07 Apr Alabama Power’s Energizers nation’s largest Lifesaver fundraiser
By Gilbert Nicholson, Alabama NewsCenter
Alabama Power’s Energizers are the nation’s largest single contributor for the novel search-and-rescue effort “Project Lifesaver,” as the retiree volunteer group recently pitched in a record $93,000.
“I’m proud of what we did because this program saves lives,” said Bob O’Daniel, 76, president of the Energizers, the organization of Alabama Power retirees.
Alabama also now has the distinction of all 67 counties participating in the transmitter bracelet program to locate missing people with Alzheimer’s or autism.

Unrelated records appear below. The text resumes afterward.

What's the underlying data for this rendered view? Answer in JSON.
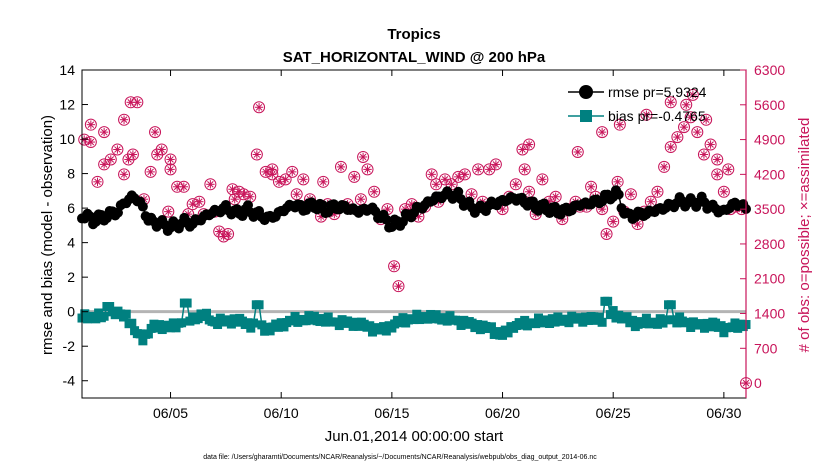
{
  "chart_data": {
    "type": "scatter",
    "title": "Tropics",
    "subtitle": "SAT_HORIZONTAL_WIND @ 200 hPa",
    "xlabel": "Jun.01,2014 00:00:00 start",
    "ylabel": "rmse and bias (model - observation)",
    "y2label": "# of obs: o=possible; ×=assimilated",
    "xlim": [
      1,
      31
    ],
    "ylim": [
      -5,
      14
    ],
    "y2lim": [
      -300,
      6300
    ],
    "xticks": [
      5,
      10,
      15,
      20,
      25,
      30
    ],
    "xtick_labels": [
      "06/05",
      "06/10",
      "06/15",
      "06/20",
      "06/25",
      "06/30"
    ],
    "yticks": [
      -4,
      -2,
      0,
      2,
      4,
      6,
      8,
      10,
      12,
      14
    ],
    "y2ticks": [
      0,
      700,
      1400,
      2100,
      2800,
      3500,
      4200,
      4900,
      5600,
      6300
    ],
    "zero_line": 0,
    "footnote": "data file: /Users/gharamti/Documents/NCAR/Reanalysis/~/Documents/NCAR/Reanalysis/webpub/obs_diag_output_2014-06.nc",
    "legend": [
      {
        "label": "rmse pr=5.9324",
        "marker": "circle"
      },
      {
        "label": "bias pr=-0.4765",
        "marker": "square"
      }
    ],
    "colors": {
      "rmse": "#000000",
      "bias": "#008080",
      "obs": "#c8145a",
      "zero": "#b4b4b4"
    },
    "rmse_knots": [
      [
        1.0,
        5.6
      ],
      [
        1.5,
        5.3
      ],
      [
        2.0,
        5.5
      ],
      [
        2.6,
        5.8
      ],
      [
        3.0,
        6.4
      ],
      [
        3.3,
        6.7
      ],
      [
        3.7,
        6.2
      ],
      [
        4.0,
        5.3
      ],
      [
        4.5,
        5.1
      ],
      [
        5.0,
        4.9
      ],
      [
        5.6,
        5.2
      ],
      [
        6.0,
        5.1
      ],
      [
        6.5,
        5.5
      ],
      [
        7.0,
        5.8
      ],
      [
        7.5,
        6.0
      ],
      [
        8.0,
        5.7
      ],
      [
        8.5,
        5.9
      ],
      [
        9.0,
        5.6
      ],
      [
        9.5,
        5.4
      ],
      [
        10.0,
        5.8
      ],
      [
        10.5,
        6.2
      ],
      [
        11.0,
        6.0
      ],
      [
        11.5,
        6.2
      ],
      [
        12.0,
        5.9
      ],
      [
        12.5,
        6.1
      ],
      [
        13.0,
        6.0
      ],
      [
        13.5,
        5.8
      ],
      [
        14.0,
        6.0
      ],
      [
        14.5,
        5.5
      ],
      [
        15.0,
        5.0
      ],
      [
        15.5,
        5.3
      ],
      [
        16.0,
        5.8
      ],
      [
        16.5,
        6.2
      ],
      [
        17.0,
        6.6
      ],
      [
        17.5,
        6.8
      ],
      [
        18.0,
        6.7
      ],
      [
        18.5,
        6.1
      ],
      [
        19.0,
        5.9
      ],
      [
        19.5,
        6.2
      ],
      [
        20.0,
        6.4
      ],
      [
        20.5,
        6.6
      ],
      [
        21.0,
        6.4
      ],
      [
        21.5,
        6.1
      ],
      [
        22.0,
        6.0
      ],
      [
        22.5,
        5.8
      ],
      [
        23.0,
        5.9
      ],
      [
        23.5,
        6.2
      ],
      [
        24.0,
        6.3
      ],
      [
        24.5,
        6.5
      ],
      [
        25.0,
        6.8
      ],
      [
        25.2,
        6.8
      ],
      [
        25.6,
        5.5
      ],
      [
        26.0,
        5.6
      ],
      [
        26.5,
        5.7
      ],
      [
        27.0,
        5.9
      ],
      [
        27.5,
        6.1
      ],
      [
        28.0,
        6.4
      ],
      [
        28.5,
        6.3
      ],
      [
        29.0,
        6.4
      ],
      [
        29.5,
        6.0
      ],
      [
        30.0,
        5.8
      ],
      [
        30.5,
        6.3
      ],
      [
        31.0,
        6.0
      ]
    ],
    "bias_knots": [
      [
        1.0,
        -0.3
      ],
      [
        2.0,
        -0.3
      ],
      [
        2.5,
        -0.1
      ],
      [
        3.0,
        -0.2
      ],
      [
        3.4,
        -1.2
      ],
      [
        3.8,
        -1.5
      ],
      [
        4.3,
        -0.8
      ],
      [
        5.0,
        -0.9
      ],
      [
        5.5,
        -0.6
      ],
      [
        6.0,
        -0.4
      ],
      [
        6.5,
        -0.2
      ],
      [
        7.0,
        -0.6
      ],
      [
        8.0,
        -0.5
      ],
      [
        8.5,
        -0.7
      ],
      [
        9.5,
        -1.0
      ],
      [
        10.5,
        -0.5
      ],
      [
        11.5,
        -0.4
      ],
      [
        12.5,
        -0.6
      ],
      [
        13.5,
        -0.7
      ],
      [
        14.5,
        -1.1
      ],
      [
        15.0,
        -0.8
      ],
      [
        15.5,
        -0.5
      ],
      [
        16.5,
        -0.3
      ],
      [
        17.5,
        -0.4
      ],
      [
        18.5,
        -0.7
      ],
      [
        19.5,
        -1.0
      ],
      [
        20.0,
        -1.4
      ],
      [
        20.5,
        -0.8
      ],
      [
        21.5,
        -0.6
      ],
      [
        22.5,
        -0.5
      ],
      [
        23.5,
        -0.4
      ],
      [
        24.5,
        -0.4
      ],
      [
        25.0,
        -0.1
      ],
      [
        25.5,
        -0.4
      ],
      [
        26.0,
        -0.7
      ],
      [
        26.5,
        -0.6
      ],
      [
        27.5,
        -0.6
      ],
      [
        28.0,
        -0.5
      ],
      [
        28.5,
        -0.7
      ],
      [
        29.0,
        -0.8
      ],
      [
        29.5,
        -0.7
      ],
      [
        30.0,
        -1.0
      ],
      [
        31.0,
        -0.7
      ]
    ],
    "bias_spikes": [
      [
        2.2,
        0.3
      ],
      [
        5.7,
        0.5
      ],
      [
        8.9,
        0.4
      ],
      [
        24.7,
        0.6
      ],
      [
        27.6,
        0.4
      ]
    ],
    "obs_possible": [
      [
        1.1,
        4900
      ],
      [
        1.4,
        4850
      ],
      [
        1.7,
        4050
      ],
      [
        2.0,
        4400
      ],
      [
        2.3,
        4500
      ],
      [
        2.6,
        4700
      ],
      [
        2.9,
        4200
      ],
      [
        3.1,
        4500
      ],
      [
        3.3,
        4600
      ],
      [
        3.5,
        5650
      ],
      [
        3.8,
        3700
      ],
      [
        4.1,
        4250
      ],
      [
        4.4,
        4600
      ],
      [
        4.6,
        4700
      ],
      [
        4.9,
        3450
      ],
      [
        5.0,
        4300
      ],
      [
        5.3,
        3950
      ],
      [
        5.6,
        3950
      ],
      [
        5.8,
        3400
      ],
      [
        6.0,
        3600
      ],
      [
        6.3,
        3650
      ],
      [
        6.5,
        3400
      ],
      [
        6.8,
        4000
      ],
      [
        7.0,
        3450
      ],
      [
        7.2,
        3050
      ],
      [
        7.4,
        2950
      ],
      [
        7.6,
        3000
      ],
      [
        7.9,
        3700
      ],
      [
        8.1,
        3850
      ],
      [
        8.3,
        3800
      ],
      [
        8.6,
        3750
      ],
      [
        8.9,
        4600
      ],
      [
        9.0,
        5550
      ],
      [
        9.3,
        4250
      ],
      [
        9.6,
        4200
      ],
      [
        9.9,
        4050
      ],
      [
        10.2,
        4100
      ],
      [
        10.5,
        4250
      ],
      [
        10.7,
        3800
      ],
      [
        11.0,
        4100
      ],
      [
        11.3,
        3700
      ],
      [
        11.6,
        3550
      ],
      [
        11.8,
        3350
      ],
      [
        12.1,
        3600
      ],
      [
        12.4,
        3400
      ],
      [
        12.7,
        4350
      ],
      [
        13.0,
        3600
      ],
      [
        13.3,
        4150
      ],
      [
        13.6,
        3700
      ],
      [
        13.9,
        4300
      ],
      [
        14.2,
        3850
      ],
      [
        14.5,
        3300
      ],
      [
        14.8,
        3500
      ],
      [
        15.1,
        2350
      ],
      [
        15.3,
        1950
      ],
      [
        15.6,
        3500
      ],
      [
        15.9,
        3600
      ],
      [
        16.2,
        3350
      ],
      [
        16.5,
        3550
      ],
      [
        16.8,
        4200
      ],
      [
        17.1,
        3650
      ],
      [
        17.4,
        4100
      ],
      [
        17.7,
        4000
      ],
      [
        18.0,
        4150
      ],
      [
        18.3,
        4200
      ],
      [
        18.6,
        3800
      ],
      [
        18.9,
        4300
      ],
      [
        19.1,
        3650
      ],
      [
        19.4,
        4300
      ],
      [
        19.7,
        4400
      ],
      [
        20.0,
        3500
      ],
      [
        20.3,
        3750
      ],
      [
        20.6,
        4000
      ],
      [
        20.9,
        4700
      ],
      [
        21.0,
        4300
      ],
      [
        21.2,
        3850
      ],
      [
        21.5,
        3400
      ],
      [
        21.8,
        4100
      ],
      [
        22.1,
        3650
      ],
      [
        22.4,
        3750
      ],
      [
        22.7,
        3300
      ],
      [
        23.0,
        3500
      ],
      [
        23.3,
        3650
      ],
      [
        23.5,
        3550
      ],
      [
        23.8,
        3550
      ],
      [
        24.0,
        3950
      ],
      [
        24.2,
        3750
      ],
      [
        24.5,
        3500
      ],
      [
        24.7,
        3000
      ],
      [
        25.0,
        3250
      ],
      [
        25.2,
        4050
      ],
      [
        25.5,
        3450
      ],
      [
        25.8,
        3800
      ],
      [
        26.1,
        3200
      ],
      [
        26.4,
        3450
      ],
      [
        26.7,
        3650
      ],
      [
        27.0,
        3850
      ],
      [
        27.3,
        4350
      ],
      [
        27.6,
        4750
      ],
      [
        27.9,
        4950
      ],
      [
        28.2,
        5150
      ],
      [
        28.5,
        5350
      ],
      [
        28.8,
        5050
      ],
      [
        29.1,
        4600
      ],
      [
        29.4,
        4800
      ],
      [
        29.7,
        4200
      ],
      [
        30.0,
        3850
      ],
      [
        30.3,
        3500
      ],
      [
        30.5,
        3550
      ],
      [
        30.8,
        3500
      ],
      [
        31.0,
        0
      ]
    ],
    "obs_possible_extra": [
      [
        1.4,
        5200
      ],
      [
        2.0,
        5050
      ],
      [
        2.9,
        5300
      ],
      [
        3.2,
        5650
      ],
      [
        4.3,
        5050
      ],
      [
        5.0,
        4500
      ],
      [
        7.8,
        3900
      ],
      [
        9.6,
        4300
      ],
      [
        11.9,
        4050
      ],
      [
        13.7,
        4550
      ],
      [
        17.0,
        4000
      ],
      [
        21.2,
        4800
      ],
      [
        23.4,
        4650
      ],
      [
        24.5,
        5050
      ],
      [
        25.3,
        5200
      ],
      [
        26.5,
        5400
      ],
      [
        27.6,
        5650
      ],
      [
        28.3,
        5600
      ],
      [
        28.6,
        5800
      ],
      [
        29.2,
        5300
      ],
      [
        29.7,
        4500
      ],
      [
        30.2,
        4300
      ]
    ]
  }
}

“We’ve had tremendous support from Alabama Power,” said Stan Stabler, director of the Alabama Law Enforcement Agency. “Organizations like the Energizers make projects like this a reality. Without them, it’s not possible.”
Stabler joined sheriffs from around the state at Alabama Power’s Clanton Office March 31 for a celebration to commemorate each of the state’s 67 counties reaching the milestone of having at least two radio receivers and two bracelets with transmitters. Gene Saunders, founder and CEO of Project Lifesaver, attended the event.
Each bracelet costs $300 and has its own frequency, allowing law enforcement to track individuals who get lost.
Those who qualify for free bracelets include people with Alzheimer’s disease, autism, Down syndrome and cognitive disorders causing short-term memory loss.
Training is provided by Corp. Kent Smith of the Alabama State Trooper’s Aviation Unit, which is often called on for search-and-rescue missions. But the program is implemented by county sheriff departments.
“We have 5 million people in the United States with Alzheimer’s and 80,000 in the state of Alabama,” Smith said. “Sixty percent will at some time wander off. If we search nine hours for a missing person, which is the average, where are we going? To the hospital. With these bracelets, the average time it takes to find them is 15 to 30 minutes.”
The past five years, the Alabama Department of Public Safety has spent more than $500,000 and 670 hours searching for missing people.
Smith predicts Project Lifesaver will significantly reduce those numbers.
O’Daniel said the Energizers raised the money over the past four years after making Project Lifesaver the group’s main statewide project.
“The technology improves every year and the existing equipment gets outdated,” O’Daniel said. “This will continue to be our statewide project.”
Smith said the $93,000 raised by the Energizers helped provide the $4,000 starter’s fee and equipment for the last counties joining in Alabama.
“The reason we were able to give you more transmitters is the Alabama Power Energizers,” Smith told the audience.